This is what happened today, May 2, 2017 in the Senate
- The Senate discussed Senator Langs amendment which would have reintroduced citizenship revocation for terrorists.
- The Senate questioned the Minister (who was present today) on this motion, the bill in general, as well as on other Immigration affairs.
- After a long debate which got more and more into people repeating the same arguments again and again, they voted on the amendment by roll call.
- 28 voted in favour, 44 against, 4 abstained. The amendment was therefore defeated.
- The bill is now back at the third reading state. That means, unless (!) new amendments are introduced they will debate the bill as a whole and then vote on the third reading of the bill.
- As expected, after they spent about 3-4 hours on this bill by debating the amendment, around 6:40 they adjourned the debate on this bill and started debating other things from the orders of the day.
This is what you can expect tomorrow
- Ideally, the will debate the bill as a whole, then vote on the third reading of the bill and sent it back to the House of Commons.

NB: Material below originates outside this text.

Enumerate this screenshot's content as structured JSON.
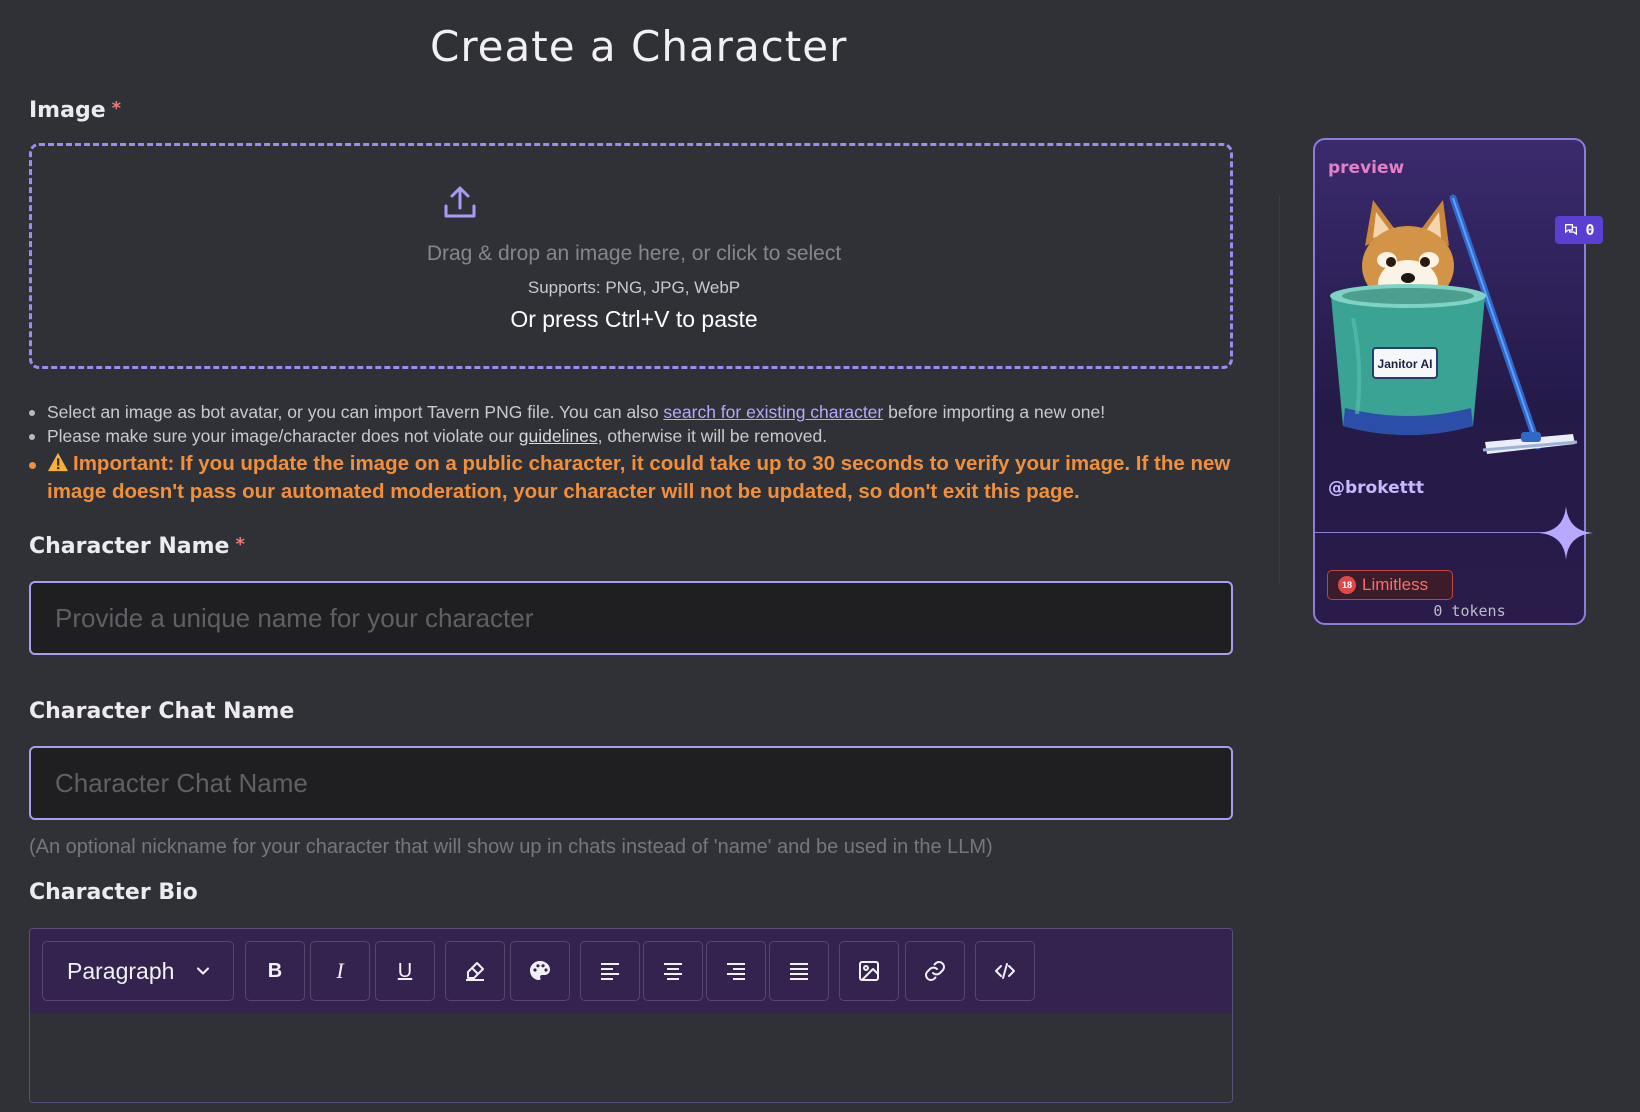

- Two other possible outcomes are
-- that they will not debate C-6 at all. This is highly unlikely according to how things have been going recently. Bill C-6 was never skipped in the most recent sittings.
-- that more amendments will be introduced. However so far there are no tweets or other reports insinuating that more amendments are to come. But life is full of surprises.

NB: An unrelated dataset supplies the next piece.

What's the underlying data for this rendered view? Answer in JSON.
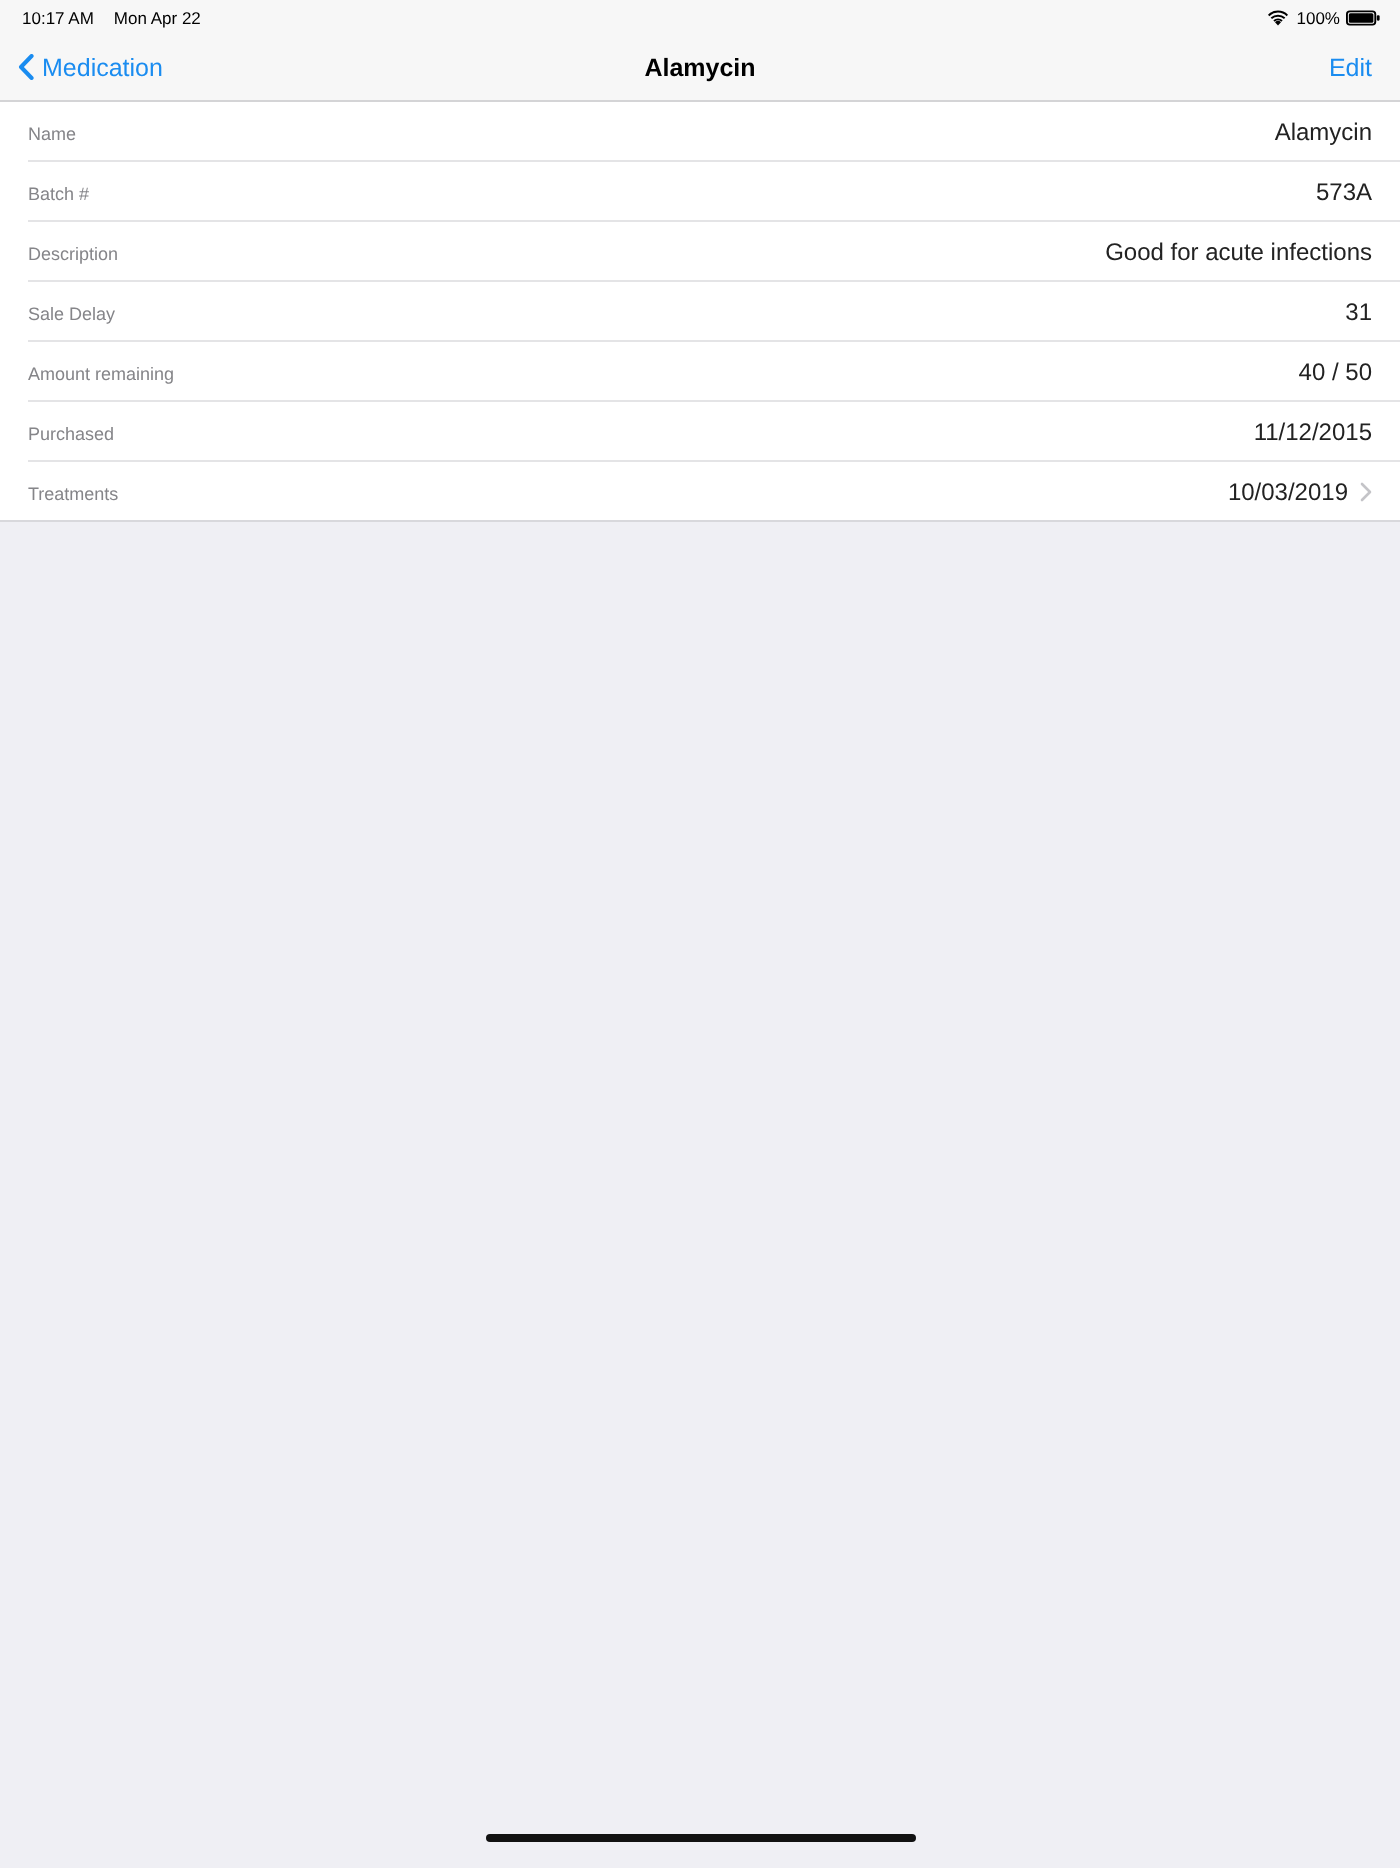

- Even if there are no more amendments, it is hard to say if they will only need a single sitting day to debate and vote on third reading. Maybe they'll need another day.

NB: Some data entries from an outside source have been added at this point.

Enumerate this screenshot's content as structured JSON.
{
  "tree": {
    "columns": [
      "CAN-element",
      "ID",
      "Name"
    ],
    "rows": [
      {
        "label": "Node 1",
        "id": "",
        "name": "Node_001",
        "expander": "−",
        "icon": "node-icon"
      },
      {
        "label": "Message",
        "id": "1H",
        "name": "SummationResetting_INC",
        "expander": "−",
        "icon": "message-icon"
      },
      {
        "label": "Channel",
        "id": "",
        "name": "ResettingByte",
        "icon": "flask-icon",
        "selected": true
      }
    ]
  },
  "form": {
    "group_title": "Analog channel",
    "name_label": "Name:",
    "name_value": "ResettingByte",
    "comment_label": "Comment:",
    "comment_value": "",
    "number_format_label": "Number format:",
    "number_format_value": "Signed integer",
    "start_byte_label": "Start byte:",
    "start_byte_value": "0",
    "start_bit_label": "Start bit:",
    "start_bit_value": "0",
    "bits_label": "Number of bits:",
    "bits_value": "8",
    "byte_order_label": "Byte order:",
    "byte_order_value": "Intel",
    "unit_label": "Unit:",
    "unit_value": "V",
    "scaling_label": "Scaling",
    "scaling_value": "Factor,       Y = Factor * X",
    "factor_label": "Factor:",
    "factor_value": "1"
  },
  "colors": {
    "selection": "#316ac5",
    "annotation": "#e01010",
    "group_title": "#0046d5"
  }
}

- In any case, one might say that the finish line is now visible and this'll go back to the House of Commons soon.
- It is by now pretty clear that no matter how long this third reading debate will take that bill C-6 will pass the senate, i.e. will be voted in favour. One can see that by the fact that a majority of senators has over and over voted against amendments that would have affected the core of the bill.
- During Question period, the Minister indicated that he will "carefully consider" the amendments made by the Senate (these are: due process for revocation because of fraud, language requirement until age of 60 instead of 55, application by minors). This is politspeak for "we will see". So what happens with the bill in the House of Commons can't be said yet.